Pensamos que los gatos recuerdan, que viven como nosotros, que incluso si los dejamos solos, correrán a la biblioteca para reanudar su lectura interrumpida. Y no es cierto. Deberíamos tener miedo de pensar así. El gato permanece en el tiempo de una forma diferente a la que nosotros permanecemos. Si un gato tiene la costumbre de recibir en la puerta a su compañero humano, lo hace todos los días sin continuidad premeditada en el tiempo. Es decir, si el humano muere y ya no regresa, el gato lo seguirá esperando, pero no con la intención de esperarlo, si no como un mismo día de rutina interrumpida que se repetirá igual al otro día. Un día interminable como aquél del gato de Szymborska:

“Morir – no puedes hacerle eso a un gato.
¿Qué puede hacer un gato
En un departamento vacío?”

Los maullidos de los gatos que perdimos permanecen estancados en el tiempo, porque incluso en nuestro cerebro de avanzada permanece la idea de la rutina interrumpida, el día interminable diseminado en numerosos días que olvidamos o reemplazamos o que nos obsesionan por las noches.
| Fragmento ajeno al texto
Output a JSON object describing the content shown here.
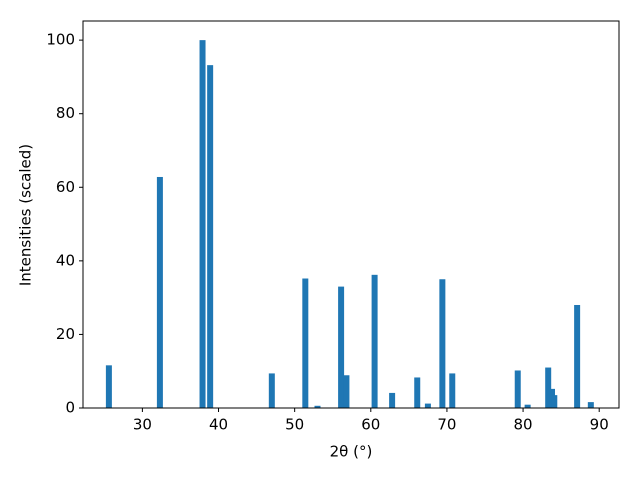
{
  "chart_data": {
    "type": "bar",
    "x_label": "2θ (°)",
    "y_label": "Intensities (scaled)",
    "x": [
      25.6,
      32.3,
      37.9,
      38.9,
      47.0,
      51.4,
      53.0,
      56.1,
      56.8,
      60.5,
      62.8,
      66.1,
      67.5,
      69.4,
      70.7,
      79.3,
      80.6,
      83.3,
      83.8,
      84.1,
      87.1,
      88.9
    ],
    "values": [
      11.6,
      62.8,
      100,
      93.2,
      9.4,
      35.2,
      0.6,
      33,
      8.9,
      36.2,
      4.1,
      8.3,
      1.2,
      35,
      9.4,
      10.2,
      0.9,
      11,
      5.2,
      3.5,
      28,
      1.6
    ],
    "color": "#1f77b4",
    "xlim": [
      22.2,
      92.6
    ],
    "xticks": [
      30,
      40,
      50,
      60,
      70,
      80,
      90
    ],
    "ylim": [
      0,
      105.2
    ],
    "yticks": [
      0,
      20,
      40,
      60,
      80,
      100
    ],
    "grid": false
  }
}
Nuestro terrible destino es recordar una serie de días infinitos. Una memoria prodigiosa no ha convertido a un hombre en un hombre más feliz. Y por eso tratamos de entender lo que el gato piensa, lo que el gato ve por las mañanas al despertar, lo que busca con sus bigotes por los tejados húmedos. Al final el gato tiene el poder de mantener elegancia y ternura en balance; astucia y torpeza, tiempo y presencia. Es amigo y servidor, aunque no lo sea, aunque de él se cuiden todos. Lo admitimos en el arte y su concentración de loco al admirar las pelusas que flotan la convertimos en divagaciones filosóficas donde el gato siempre planea, porque es el único que sabe todas las respuestas del mundo.